Connectors link Cortland plant to the future



THE VINDICATOR, YOUNGSTOWN
The company pursues lines outside the automotive industry for growth.
By DON SHILLING
VINDICATOR BUSINESS EDITOR
CORTLAND -- Top officials at Delphi Automotive Systems are watching closely what happens at the newly remodeled Cortland plant.
Rodney O'Neal, Delphi executive vice president, said the Michigan-based company is betting a large amount of money that the plastic parts churned out by the plant will be an integral part of a new growth business -- connectors.
"You are our anchor. Our future is in your hands," O'Neal told a group of executives at an open house Thursday to celebrate the $42 million plant renovation.
Renaissance period: He said locally based Delphi Packard Electric Systems, a division of Delphi that employs 7,000 locally, is in the midst of a renaissance. For decades, it has been a maker of wiring harnesses, and it just sort of happened to make components.
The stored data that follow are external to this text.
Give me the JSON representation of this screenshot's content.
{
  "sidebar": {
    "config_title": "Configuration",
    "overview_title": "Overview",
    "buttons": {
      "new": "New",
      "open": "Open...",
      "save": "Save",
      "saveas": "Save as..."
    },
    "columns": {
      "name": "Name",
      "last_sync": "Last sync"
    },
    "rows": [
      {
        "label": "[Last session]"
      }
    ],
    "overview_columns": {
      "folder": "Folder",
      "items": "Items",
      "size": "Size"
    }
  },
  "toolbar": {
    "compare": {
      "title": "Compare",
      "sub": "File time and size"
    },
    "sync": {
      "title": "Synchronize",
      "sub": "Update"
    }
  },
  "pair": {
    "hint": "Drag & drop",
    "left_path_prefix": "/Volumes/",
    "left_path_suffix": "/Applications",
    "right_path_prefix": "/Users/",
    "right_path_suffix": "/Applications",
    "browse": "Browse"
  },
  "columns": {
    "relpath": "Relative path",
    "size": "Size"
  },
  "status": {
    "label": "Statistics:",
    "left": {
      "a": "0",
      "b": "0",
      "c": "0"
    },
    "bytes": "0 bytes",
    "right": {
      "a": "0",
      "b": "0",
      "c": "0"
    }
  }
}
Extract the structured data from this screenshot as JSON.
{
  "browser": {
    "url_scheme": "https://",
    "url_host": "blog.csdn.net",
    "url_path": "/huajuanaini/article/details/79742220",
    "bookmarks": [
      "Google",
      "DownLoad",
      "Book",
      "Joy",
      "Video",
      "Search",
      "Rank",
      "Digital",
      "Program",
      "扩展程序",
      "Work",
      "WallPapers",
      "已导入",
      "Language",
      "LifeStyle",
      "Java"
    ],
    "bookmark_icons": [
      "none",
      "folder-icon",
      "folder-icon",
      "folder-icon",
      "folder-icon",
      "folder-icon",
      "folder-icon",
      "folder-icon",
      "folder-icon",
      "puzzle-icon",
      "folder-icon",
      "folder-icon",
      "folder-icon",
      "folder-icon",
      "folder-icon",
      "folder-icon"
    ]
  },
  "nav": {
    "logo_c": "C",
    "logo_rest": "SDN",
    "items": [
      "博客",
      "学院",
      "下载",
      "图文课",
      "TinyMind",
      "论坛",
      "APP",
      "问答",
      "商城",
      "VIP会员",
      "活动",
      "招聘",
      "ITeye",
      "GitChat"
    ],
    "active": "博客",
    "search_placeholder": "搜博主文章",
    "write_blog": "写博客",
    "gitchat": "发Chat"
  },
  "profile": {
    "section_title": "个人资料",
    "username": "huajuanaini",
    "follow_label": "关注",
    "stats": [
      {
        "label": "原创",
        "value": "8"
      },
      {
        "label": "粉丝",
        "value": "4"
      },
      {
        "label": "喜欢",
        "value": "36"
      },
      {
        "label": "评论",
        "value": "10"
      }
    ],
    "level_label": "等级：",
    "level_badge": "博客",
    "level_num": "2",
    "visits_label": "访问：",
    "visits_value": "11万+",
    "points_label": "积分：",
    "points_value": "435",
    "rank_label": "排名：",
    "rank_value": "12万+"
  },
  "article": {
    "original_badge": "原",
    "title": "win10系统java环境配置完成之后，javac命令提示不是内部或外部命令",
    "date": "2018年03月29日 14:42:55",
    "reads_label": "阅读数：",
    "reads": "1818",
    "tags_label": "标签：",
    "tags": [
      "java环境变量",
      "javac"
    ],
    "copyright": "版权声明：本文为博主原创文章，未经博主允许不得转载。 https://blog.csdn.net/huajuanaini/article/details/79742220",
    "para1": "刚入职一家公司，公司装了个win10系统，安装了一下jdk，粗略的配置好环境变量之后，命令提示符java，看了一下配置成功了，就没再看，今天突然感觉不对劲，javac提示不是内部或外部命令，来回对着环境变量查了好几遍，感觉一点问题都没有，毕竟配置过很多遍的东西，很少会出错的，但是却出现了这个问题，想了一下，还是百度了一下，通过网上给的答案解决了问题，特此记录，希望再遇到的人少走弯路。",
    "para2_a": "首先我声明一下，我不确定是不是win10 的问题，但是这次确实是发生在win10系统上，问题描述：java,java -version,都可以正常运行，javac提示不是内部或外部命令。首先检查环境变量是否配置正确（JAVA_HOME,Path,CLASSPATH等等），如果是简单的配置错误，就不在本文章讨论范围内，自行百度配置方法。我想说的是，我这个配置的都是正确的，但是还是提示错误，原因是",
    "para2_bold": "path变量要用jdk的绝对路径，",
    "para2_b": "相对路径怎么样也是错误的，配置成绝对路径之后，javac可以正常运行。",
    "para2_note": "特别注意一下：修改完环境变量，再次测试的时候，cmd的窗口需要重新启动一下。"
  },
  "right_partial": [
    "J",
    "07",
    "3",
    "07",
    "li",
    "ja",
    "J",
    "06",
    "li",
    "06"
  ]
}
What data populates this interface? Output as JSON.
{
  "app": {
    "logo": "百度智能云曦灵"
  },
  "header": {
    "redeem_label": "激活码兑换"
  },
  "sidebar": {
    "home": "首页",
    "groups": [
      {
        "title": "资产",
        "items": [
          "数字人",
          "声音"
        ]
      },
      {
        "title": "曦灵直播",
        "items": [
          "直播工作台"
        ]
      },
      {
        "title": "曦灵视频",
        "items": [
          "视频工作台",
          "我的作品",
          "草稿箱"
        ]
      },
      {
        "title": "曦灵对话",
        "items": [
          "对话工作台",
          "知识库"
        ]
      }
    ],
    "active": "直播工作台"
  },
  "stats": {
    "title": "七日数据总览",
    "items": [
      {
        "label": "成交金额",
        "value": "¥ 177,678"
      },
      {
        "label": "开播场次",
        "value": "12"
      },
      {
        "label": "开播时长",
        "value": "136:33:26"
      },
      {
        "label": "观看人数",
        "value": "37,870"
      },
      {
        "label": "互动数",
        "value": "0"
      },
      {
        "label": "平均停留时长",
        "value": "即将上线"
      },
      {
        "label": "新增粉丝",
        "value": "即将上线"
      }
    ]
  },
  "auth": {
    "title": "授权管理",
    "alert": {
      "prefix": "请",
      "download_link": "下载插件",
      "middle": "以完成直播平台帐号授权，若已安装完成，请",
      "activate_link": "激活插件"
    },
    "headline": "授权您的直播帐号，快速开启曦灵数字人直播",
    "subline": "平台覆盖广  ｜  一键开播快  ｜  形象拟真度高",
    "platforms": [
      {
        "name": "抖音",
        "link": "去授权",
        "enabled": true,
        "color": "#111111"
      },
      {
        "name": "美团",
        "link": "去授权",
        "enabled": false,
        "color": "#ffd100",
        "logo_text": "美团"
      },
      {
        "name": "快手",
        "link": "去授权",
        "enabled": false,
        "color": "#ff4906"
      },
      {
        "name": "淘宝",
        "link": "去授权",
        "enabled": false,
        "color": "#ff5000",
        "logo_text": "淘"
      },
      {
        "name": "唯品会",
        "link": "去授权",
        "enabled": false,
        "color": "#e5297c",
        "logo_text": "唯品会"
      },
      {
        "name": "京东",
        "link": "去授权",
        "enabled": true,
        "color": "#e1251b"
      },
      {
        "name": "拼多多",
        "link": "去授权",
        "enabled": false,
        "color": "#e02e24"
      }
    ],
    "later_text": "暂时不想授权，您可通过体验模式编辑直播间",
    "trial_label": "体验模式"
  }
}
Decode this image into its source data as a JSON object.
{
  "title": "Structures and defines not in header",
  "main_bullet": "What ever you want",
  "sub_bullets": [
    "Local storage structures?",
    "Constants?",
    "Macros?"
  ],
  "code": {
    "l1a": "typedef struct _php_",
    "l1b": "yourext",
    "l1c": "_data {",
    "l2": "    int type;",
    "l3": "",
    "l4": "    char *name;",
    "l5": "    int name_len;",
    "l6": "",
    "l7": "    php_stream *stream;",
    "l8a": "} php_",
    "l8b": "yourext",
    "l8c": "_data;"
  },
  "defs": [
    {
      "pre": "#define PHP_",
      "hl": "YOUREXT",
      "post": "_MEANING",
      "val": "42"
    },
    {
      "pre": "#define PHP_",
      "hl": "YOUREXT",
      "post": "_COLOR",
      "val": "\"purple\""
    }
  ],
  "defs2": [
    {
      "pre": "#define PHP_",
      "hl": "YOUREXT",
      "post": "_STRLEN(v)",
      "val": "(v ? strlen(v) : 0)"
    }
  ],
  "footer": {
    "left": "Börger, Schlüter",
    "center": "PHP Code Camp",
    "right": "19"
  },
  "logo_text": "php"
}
Now, it sees itself as an electronics company that just happens to do automotive wiring.
Although it's not reducing its commitment to automotive parts, Packard is changing its customer base to include makers of computers and telecommunications equipment, O'Neal said.
Newly created business lines are key to the transformation.
Four lines: James Spencer, recently named as Packard president, said he changed the company from having one business line to four: wiring, electronics, switches and connectors.
He created Delphi Connection Systems, which already is the fourth-largest maker of connectors in the world and the largest maker of automotive connectors. Connectors are used to bring together electrical wires in a variety of products.
The connector market has $32 billion in annual sales, but industry analyst Ron Bishop of Illinois expects that to double within 10 years.
"A $30 billion industry going to $60 billion gets us excited," Spencer said.
Kevin Heigel, who was named business line executive for connectors in February, said the unit has just over $1 billion in annual sales now but expects that to reach $3 billion in 2005.
Delphi Connection Systems has 3 percent of its sales outside the automotive industry, but he wants that to increase to 33 percent in four years.
Heigel said the unit has a 10 percent profit margin and wants to maintain or improve that as it increases sales.
Sales efforts: Growth in the automotive industry will come from increasing sales efforts, he said. Instead of just focusing on making parts for its own wiring harnesses, Packard is putting together a sales force to sell connectors to other companies, including its top rival in the harness business, Yazaki.
In other industries, it will use acquisitions to boost growth, he said.
Packard announced Thursday that it intends to acquire Specialty Electronics of Landrum, S.C., for $21.8 million. Specialty, which has 180 employees, makes connectors for a variety of industries, including computer, telecommunications and medical.
Success strategy: Delphi Connection Systems, which is based in Warren, will try to beat out its competition by understanding its customers' needs better and quickly developing products to solve their problems, Heigel said.
Heigel said the projected sales growth won't affect the Cortland plant because it is operating at full capacity. Packard will have to add three or four more plants in the next four years based on its expected sales growth, he said. The location of those plants will depend on the needs of customers, he said.